Multidegree for bifiltered D-modules

TL;DR

This paper introduces a new multidegree invariant for bifiltered D-modules, connecting algebraic invariants with characteristic cycles and providing explicit formulas for hypergeometric systems in Cohen-Macaulay cases.

Contribution

It extends the concept of multidegree to bifiltered D-modules, linking it with characteristic cycles and hypergeometric systems, and offers explicit formulas in Cohen-Macaulay cases.

Findings

Defined multidegree for bifiltered D-modules

Connected multidegree with L-characteristic cycles

Provided explicit formulas for hypergeometric systems in Cohen-Macaulay cases

Abstract

In commutative algebra, E. Miller and B. Sturmfels defined the notion of multidegree for multigraded modules over a multigraded polynomial ring. We apply this theory to bifiltered modules over the Weyl algebra D. The bifiltration is a combination of the standard filtration by the order of differential operators and of the so-called V-filtration along a coordinate subvariety of the ambient space defined by M. Kashiwara.
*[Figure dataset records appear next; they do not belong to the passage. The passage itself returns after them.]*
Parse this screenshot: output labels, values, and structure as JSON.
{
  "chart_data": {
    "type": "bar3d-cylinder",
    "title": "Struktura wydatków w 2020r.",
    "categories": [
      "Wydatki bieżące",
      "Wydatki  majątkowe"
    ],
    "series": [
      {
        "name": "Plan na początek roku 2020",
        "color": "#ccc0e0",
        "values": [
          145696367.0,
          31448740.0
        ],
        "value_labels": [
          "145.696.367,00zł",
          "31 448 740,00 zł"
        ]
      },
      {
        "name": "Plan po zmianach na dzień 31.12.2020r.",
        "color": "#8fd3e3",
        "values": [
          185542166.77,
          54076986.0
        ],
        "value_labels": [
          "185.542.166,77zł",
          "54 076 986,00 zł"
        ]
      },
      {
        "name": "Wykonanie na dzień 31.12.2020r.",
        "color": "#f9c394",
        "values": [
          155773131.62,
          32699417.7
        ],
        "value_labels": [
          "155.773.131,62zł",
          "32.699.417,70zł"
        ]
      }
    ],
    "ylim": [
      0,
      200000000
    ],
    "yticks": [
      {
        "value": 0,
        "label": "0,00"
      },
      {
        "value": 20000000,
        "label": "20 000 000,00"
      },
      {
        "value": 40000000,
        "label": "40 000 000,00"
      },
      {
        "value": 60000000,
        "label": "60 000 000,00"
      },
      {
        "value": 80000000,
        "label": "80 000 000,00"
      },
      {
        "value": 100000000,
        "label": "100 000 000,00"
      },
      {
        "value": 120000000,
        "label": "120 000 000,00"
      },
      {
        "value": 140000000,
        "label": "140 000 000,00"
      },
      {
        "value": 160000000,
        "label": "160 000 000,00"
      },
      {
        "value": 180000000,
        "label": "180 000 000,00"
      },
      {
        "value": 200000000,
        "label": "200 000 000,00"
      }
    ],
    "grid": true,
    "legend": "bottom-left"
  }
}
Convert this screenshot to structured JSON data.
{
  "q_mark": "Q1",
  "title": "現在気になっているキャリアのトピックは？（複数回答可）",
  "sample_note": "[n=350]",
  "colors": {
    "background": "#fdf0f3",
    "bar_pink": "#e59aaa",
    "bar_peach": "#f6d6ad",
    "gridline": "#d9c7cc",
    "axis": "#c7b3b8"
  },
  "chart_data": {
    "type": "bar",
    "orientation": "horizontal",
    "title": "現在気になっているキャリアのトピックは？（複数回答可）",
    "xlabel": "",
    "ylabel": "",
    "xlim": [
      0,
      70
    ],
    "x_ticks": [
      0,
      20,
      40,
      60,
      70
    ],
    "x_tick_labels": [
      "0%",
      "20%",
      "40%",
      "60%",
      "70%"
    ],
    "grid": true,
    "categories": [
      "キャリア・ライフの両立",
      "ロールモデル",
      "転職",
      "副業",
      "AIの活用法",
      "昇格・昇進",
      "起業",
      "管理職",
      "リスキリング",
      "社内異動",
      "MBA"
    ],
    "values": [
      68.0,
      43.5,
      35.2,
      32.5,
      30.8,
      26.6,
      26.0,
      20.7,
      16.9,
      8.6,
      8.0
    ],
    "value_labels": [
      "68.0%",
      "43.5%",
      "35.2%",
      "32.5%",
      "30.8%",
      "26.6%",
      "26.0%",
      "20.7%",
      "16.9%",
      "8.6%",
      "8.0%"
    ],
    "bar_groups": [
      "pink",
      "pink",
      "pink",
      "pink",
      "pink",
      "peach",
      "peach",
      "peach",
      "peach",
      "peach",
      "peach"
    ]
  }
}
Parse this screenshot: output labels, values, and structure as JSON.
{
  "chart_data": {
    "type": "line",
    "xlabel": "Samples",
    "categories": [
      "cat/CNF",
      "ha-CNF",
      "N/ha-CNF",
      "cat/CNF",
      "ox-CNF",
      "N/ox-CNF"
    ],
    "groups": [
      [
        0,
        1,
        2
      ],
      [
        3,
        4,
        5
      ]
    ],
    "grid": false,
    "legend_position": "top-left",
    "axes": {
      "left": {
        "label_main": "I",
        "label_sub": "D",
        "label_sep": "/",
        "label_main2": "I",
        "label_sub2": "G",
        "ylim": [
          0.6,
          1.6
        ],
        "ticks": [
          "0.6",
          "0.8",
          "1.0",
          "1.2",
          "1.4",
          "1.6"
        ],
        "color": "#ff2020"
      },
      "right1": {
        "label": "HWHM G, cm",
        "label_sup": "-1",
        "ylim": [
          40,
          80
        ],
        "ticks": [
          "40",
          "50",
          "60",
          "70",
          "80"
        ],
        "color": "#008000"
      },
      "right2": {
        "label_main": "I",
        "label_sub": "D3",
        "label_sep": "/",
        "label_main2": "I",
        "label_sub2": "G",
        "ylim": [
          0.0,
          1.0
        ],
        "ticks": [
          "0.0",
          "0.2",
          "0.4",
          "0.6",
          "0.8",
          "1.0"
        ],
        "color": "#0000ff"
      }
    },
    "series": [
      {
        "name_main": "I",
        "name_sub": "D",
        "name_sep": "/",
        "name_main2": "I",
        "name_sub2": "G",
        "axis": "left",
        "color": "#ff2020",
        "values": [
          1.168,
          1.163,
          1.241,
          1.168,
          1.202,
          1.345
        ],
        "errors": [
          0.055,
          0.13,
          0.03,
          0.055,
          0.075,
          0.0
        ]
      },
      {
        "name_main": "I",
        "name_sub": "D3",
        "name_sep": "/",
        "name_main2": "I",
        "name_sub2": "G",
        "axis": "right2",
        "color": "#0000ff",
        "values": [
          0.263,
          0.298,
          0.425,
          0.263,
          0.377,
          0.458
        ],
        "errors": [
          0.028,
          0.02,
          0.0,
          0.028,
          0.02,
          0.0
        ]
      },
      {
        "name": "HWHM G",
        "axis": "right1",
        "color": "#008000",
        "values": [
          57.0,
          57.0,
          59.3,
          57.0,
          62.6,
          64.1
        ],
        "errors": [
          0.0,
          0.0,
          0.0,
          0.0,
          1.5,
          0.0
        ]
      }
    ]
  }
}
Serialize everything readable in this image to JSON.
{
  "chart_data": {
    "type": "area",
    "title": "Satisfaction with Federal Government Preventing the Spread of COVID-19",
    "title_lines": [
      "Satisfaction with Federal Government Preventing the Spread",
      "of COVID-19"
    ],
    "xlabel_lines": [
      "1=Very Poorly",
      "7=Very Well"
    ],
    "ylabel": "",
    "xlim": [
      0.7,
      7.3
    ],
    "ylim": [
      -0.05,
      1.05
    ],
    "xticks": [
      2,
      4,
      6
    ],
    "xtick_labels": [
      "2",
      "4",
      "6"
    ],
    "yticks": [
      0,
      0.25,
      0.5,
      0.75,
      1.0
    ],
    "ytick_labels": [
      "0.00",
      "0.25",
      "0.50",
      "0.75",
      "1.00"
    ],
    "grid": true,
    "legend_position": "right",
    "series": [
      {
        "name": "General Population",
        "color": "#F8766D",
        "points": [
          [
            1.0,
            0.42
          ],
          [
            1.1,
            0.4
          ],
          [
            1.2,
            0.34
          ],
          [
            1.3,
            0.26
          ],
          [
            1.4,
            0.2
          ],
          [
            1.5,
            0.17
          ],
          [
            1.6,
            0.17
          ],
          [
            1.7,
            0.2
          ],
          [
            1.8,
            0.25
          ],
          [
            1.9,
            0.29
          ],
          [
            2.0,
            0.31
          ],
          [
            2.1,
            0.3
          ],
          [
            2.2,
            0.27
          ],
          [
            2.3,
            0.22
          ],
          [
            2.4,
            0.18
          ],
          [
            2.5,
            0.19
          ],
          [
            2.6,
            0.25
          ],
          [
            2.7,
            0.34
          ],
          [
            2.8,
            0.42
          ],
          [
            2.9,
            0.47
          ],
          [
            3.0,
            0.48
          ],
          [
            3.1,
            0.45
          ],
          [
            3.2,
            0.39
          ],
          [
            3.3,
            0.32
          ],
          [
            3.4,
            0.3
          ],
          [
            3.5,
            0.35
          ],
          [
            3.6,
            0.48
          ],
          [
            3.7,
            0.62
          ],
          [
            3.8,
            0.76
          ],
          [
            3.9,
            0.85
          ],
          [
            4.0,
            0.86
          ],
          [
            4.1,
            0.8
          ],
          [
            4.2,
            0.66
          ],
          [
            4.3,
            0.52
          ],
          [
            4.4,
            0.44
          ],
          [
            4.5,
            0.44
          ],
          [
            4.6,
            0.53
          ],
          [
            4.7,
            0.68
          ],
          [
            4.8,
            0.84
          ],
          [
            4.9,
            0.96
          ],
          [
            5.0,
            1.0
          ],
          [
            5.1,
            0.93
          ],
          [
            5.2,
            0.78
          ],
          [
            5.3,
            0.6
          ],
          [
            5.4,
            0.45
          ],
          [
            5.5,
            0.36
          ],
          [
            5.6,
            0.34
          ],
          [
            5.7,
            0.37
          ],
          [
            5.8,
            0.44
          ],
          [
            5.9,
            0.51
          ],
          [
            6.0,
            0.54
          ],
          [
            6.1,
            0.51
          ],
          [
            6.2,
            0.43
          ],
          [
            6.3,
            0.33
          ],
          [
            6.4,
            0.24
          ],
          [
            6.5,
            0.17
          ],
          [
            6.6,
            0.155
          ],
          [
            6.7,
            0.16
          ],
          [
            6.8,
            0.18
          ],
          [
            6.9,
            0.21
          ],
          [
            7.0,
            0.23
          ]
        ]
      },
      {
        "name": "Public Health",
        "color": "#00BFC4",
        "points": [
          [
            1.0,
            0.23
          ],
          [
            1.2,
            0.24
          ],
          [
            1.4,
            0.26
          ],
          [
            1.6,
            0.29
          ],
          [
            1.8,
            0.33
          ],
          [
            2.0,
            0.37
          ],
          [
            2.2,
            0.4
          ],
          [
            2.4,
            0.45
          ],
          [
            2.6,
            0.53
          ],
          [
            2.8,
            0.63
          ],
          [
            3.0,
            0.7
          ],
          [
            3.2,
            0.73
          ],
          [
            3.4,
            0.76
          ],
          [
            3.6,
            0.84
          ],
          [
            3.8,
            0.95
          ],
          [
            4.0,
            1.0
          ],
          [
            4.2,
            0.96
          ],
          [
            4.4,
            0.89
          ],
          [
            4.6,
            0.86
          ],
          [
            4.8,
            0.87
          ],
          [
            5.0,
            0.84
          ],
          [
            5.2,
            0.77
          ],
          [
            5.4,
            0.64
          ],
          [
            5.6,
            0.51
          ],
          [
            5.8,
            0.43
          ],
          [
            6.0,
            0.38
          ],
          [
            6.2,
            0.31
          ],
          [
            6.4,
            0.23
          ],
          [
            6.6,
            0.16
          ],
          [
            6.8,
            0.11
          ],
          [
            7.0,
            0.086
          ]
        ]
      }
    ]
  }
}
The multidegree we define provides a new invariant for D-modules. We investigate its relation with the L-characteristic cycles considered by Y. Laurent. We give examples from the theory of A-hypergeometric systems defined by I. M. Gelfand, M. M. Kapranov and A. V. Zelevinsky. We consider the V-filtration along the origin. When the toric projective variety defined from the matrix A is Cohen-Macaulay, we have an explicit formula for the multidegree of the hypergeometric system.